Sound of the Streets 

Keith Cooper on his Midtown home-recording studio.

The latest crop of local garage rock bands to grace the stages of places like Murphy's and the Buccaneer is turning to a house behind the Kroger on Union Avenue to preserve their songs. Since moving in last August, Keith Cooper has offered his services to up-and-coming Memphis bands like Nots, Time, and Chickasaw Mound. Working under the moniker "Burgundy Sound," Cooper offers a live-recording environment in his living room, where songs get cut in one take and smudges on the recording tape are considered psychedelic blessings. We caught up with the man behind the last three Goner Records releases to find out more about his home studio, his history of home recording, and what the people he shares a driveway with think of their new neighbor.

Memphis Flyer: When did you first start recording bands at home?
Keith Cooper: Every time I would try to record in a studio there just wasn't a sound that captured what I wanted, so I started looking into tape machines and analog recording. I bought a reel and didn't know how to use it for a long time, but then I got a mixer and when the Sheiks started getting rolling I got more serious about recording the bands I was in. I started talking to [local recording engineer] Andew McCalla because I knew he recorded bands, and he helped me out a lot in the beginning. This was all when I lived at my parents' house. Mostly we were just testing out different recording ideas, turning knobs and figuring out sounds. We recorded the first Sheiks single at my parents' house, and we'd be messing around until 4 a.m. before eventually my dad would come up and tell us to chill out.

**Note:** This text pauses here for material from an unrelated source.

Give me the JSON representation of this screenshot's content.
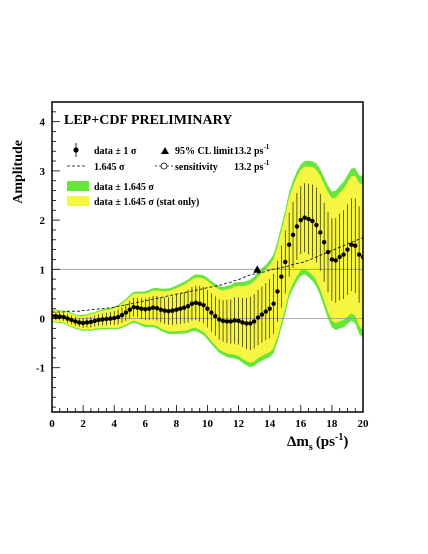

When I moved into the "Burgundy Ballroom" I figured out how to make more weird psychedelic noises, and Chris Owen from Time asked if I would record his first album. That was my first hired job. There were some accidents during that recording session, but it had a human quality to it and Chris was really happy with the way it turned out.

When did you move into this new spot and how many different recording sessions have you worked on since moving in?
Since I've been recording at this new place, I've mostly been working with Jack Oblivian on his new album. I've also worked with Time, Aquarian Blood, Nots, Chickasaw Mound, Blackberries, plus all of my projects.

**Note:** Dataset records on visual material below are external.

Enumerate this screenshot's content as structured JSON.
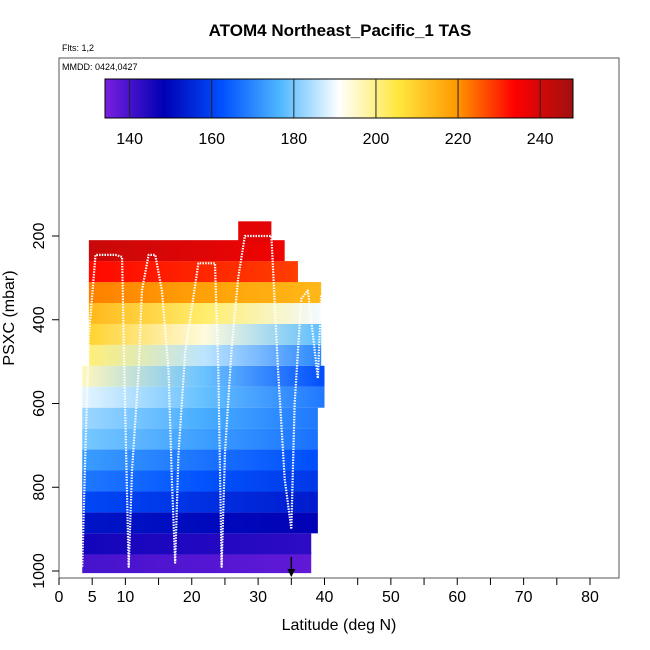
{
  "chart_data": {
    "type": "heatmap",
    "title": "ATOM4 Northeast_Pacific_1 TAS",
    "annotations": {
      "flights": "Flts: 1,2",
      "dates": "MMDD: 0424,0427"
    },
    "xlabel": "Latitude (deg N)",
    "ylabel": "PSXC (mbar)",
    "xlim": [
      0,
      85
    ],
    "ylim": [
      1000,
      100
    ],
    "x_ticks": [
      0,
      5,
      10,
      20,
      30,
      40,
      50,
      60,
      70,
      80
    ],
    "x_minor_ticks": [
      15,
      25,
      35,
      45,
      55,
      65,
      75,
      85
    ],
    "y_ticks": [
      200,
      400,
      600,
      800,
      1000
    ],
    "colorbar": {
      "range": [
        134,
        248
      ],
      "ticks": [
        140,
        160,
        180,
        200,
        220,
        240
      ],
      "colors": [
        "#7a20e0",
        "#0000b4",
        "#0050ff",
        "#50b8ff",
        "#ffffff",
        "#ffe840",
        "#ff9a00",
        "#ff0000",
        "#a01010"
      ]
    },
    "marker_latitude": 35,
    "rows": [
      {
        "p": 980,
        "lat_min": 3.5,
        "lat_max": 38,
        "v_start": 140,
        "v_end": 137
      },
      {
        "p": 935,
        "lat_min": 3.5,
        "lat_max": 38,
        "v_start": 146,
        "v_end": 143
      },
      {
        "p": 885,
        "lat_min": 3.5,
        "lat_max": 39,
        "v_start": 152,
        "v_end": 148
      },
      {
        "p": 835,
        "lat_min": 3.5,
        "lat_max": 39,
        "v_start": 161,
        "v_end": 153
      },
      {
        "p": 785,
        "lat_min": 3.5,
        "lat_max": 39,
        "v_start": 168,
        "v_end": 158
      },
      {
        "p": 735,
        "lat_min": 3.5,
        "lat_max": 39,
        "v_start": 173,
        "v_end": 162
      },
      {
        "p": 685,
        "lat_min": 3.5,
        "lat_max": 39,
        "v_start": 180,
        "v_end": 167
      },
      {
        "p": 635,
        "lat_min": 3.5,
        "lat_max": 39,
        "v_start": 183,
        "v_end": 168
      },
      {
        "p": 585,
        "lat_min": 3.5,
        "lat_max": 40,
        "v_start": 189,
        "v_end": 168
      },
      {
        "p": 535,
        "lat_min": 3.5,
        "lat_max": 40,
        "v_start": 196,
        "v_end": 162
      },
      {
        "p": 485,
        "lat_min": 4.5,
        "lat_max": 39.5,
        "v_start": 201,
        "v_end": 170
      },
      {
        "p": 435,
        "lat_min": 4.5,
        "lat_max": 39.5,
        "v_start": 209,
        "v_end": 178
      },
      {
        "p": 385,
        "lat_min": 4.5,
        "lat_max": 39.5,
        "v_start": 214,
        "v_end": 190
      },
      {
        "p": 335,
        "lat_min": 4.5,
        "lat_max": 39.5,
        "v_start": 222,
        "v_end": 214
      },
      {
        "p": 285,
        "lat_min": 4.5,
        "lat_max": 36,
        "v_start": 233,
        "v_end": 228
      },
      {
        "p": 235,
        "lat_min": 4.5,
        "lat_max": 34,
        "v_start": 242,
        "v_end": 236
      },
      {
        "p": 190,
        "lat_min": 27,
        "lat_max": 32,
        "v_start": 238,
        "v_end": 238
      }
    ],
    "flight_track": {
      "latitude": [
        3.5,
        4,
        4.5,
        5.5,
        7,
        8.5,
        9.5,
        10,
        10.5,
        11,
        12,
        12.5,
        13.5,
        14.5,
        15.5,
        16.5,
        17,
        17.5,
        18,
        19,
        21,
        22,
        23.5,
        24,
        24.5,
        25,
        26,
        27,
        28,
        30,
        32,
        33,
        34,
        35,
        35.5,
        36.5,
        37.5,
        38,
        39,
        39.5
      ],
      "pressure": [
        990,
        700,
        440,
        245,
        245,
        245,
        250,
        640,
        990,
        760,
        520,
        330,
        245,
        245,
        330,
        520,
        780,
        980,
        720,
        480,
        265,
        265,
        265,
        520,
        990,
        720,
        470,
        300,
        200,
        200,
        200,
        520,
        780,
        900,
        600,
        350,
        330,
        400,
        540,
        340
      ]
    }
  }
}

A lot of the equipment at your recording studio was either donated or loaned to you. Where did it all come from?
Andrew [McCalla] and I spent two days setting up the room, and Jack [Oblivian] brought over his tape machine and his drum set from when he was in the Compulsive Gamblers, and that's when it became a real studio. I also got a lot of equipment from Kelley Anderson from Those Darlins. She had so much cool stuff, but when she moved to Memphis she couldn't use any of it in her apartment, so she just unloaded all of this cool gear on me. She gave me a lot of tube pre-amps and a compressor, which is helping me keep this place strictly analog. Kelley's also been coming over and showing me how to transfer things digitally, because that's always been the chink in the chain for me. She's been helping me get stuff completely ready to be mastered.

Because a lot of the recording equipment was donated, it seems like a co-op space to a certain extent. Does it have that kind of vibe?
I want it to be a relaxed, creative environment. At the same time, it is my house and I'd like to eventually soundproof this place. My neighbors don't seem to mind, they like seeing the freaks roll in and play music. I guess it does have a loose co-op vibe.

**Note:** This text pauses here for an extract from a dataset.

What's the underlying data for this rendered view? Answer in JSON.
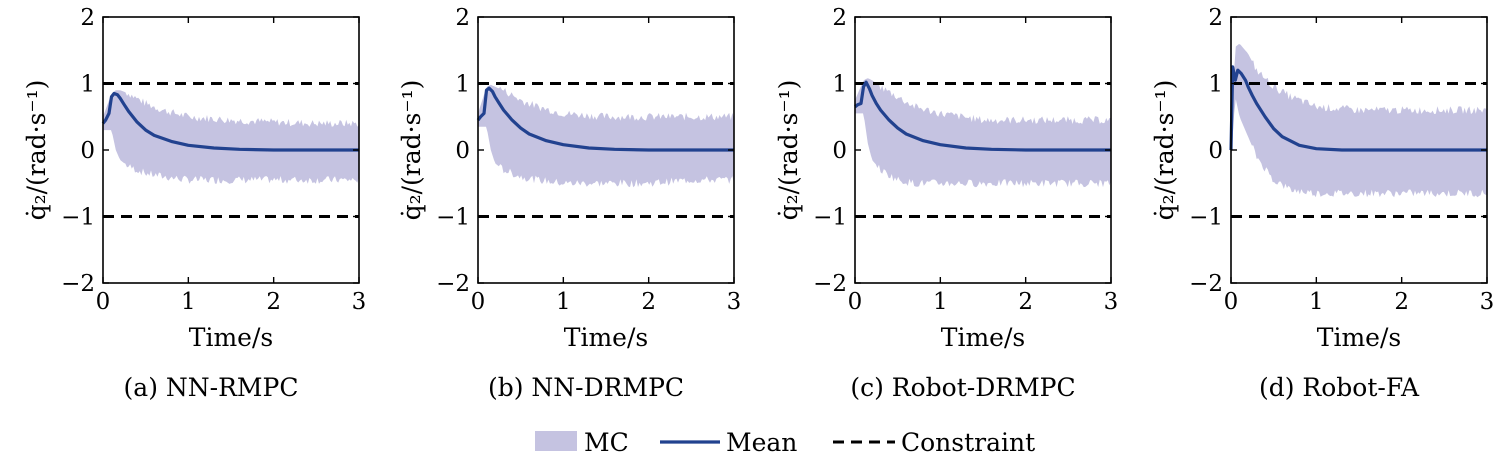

With all the new bands cropping up around town right now, how busy are you with recording? Is there a limit or rules to the types of bands you work with?
Mostly I've been recording garage and punk bands because those types of bands seem to be the most comfortable with doing live, in-the-moment stuff. I try to make that option available to them, but I would definitely be interested in working with other types of bands. I've always told people that if they have something good to cut, bring it on. It's really fun to preserve all this stuff going on right now, ya know? It's going to be on tape forever.

Would you like to see your studio eventually move into a building other than your home?
That thought has crossed my mind, and that would be cool if this becomes something that big. The thing about living at home is that there are time constraints, so I definitely wouldn't be against moving into a real space. On the other hand, I really like having all this stuff at my disposal when it comes to practicing and jamming. There are a lot of times when you're in the zone and then later you're like, "Wait, what the hell was I playing," but that moment is gone forever. Being able to hit record whenever I want helps preserve ideas and late-night jams.

What are you working on right now?
We've been finishing up the latest Jack Oblivian album I'm pretty sure he's done with it now and it's been sent over to Hi-Low. Every song on his new album, besides a couple, were recorded at my house. Blackberries are coming back over, and Naan Violence might come over and get some stuff done.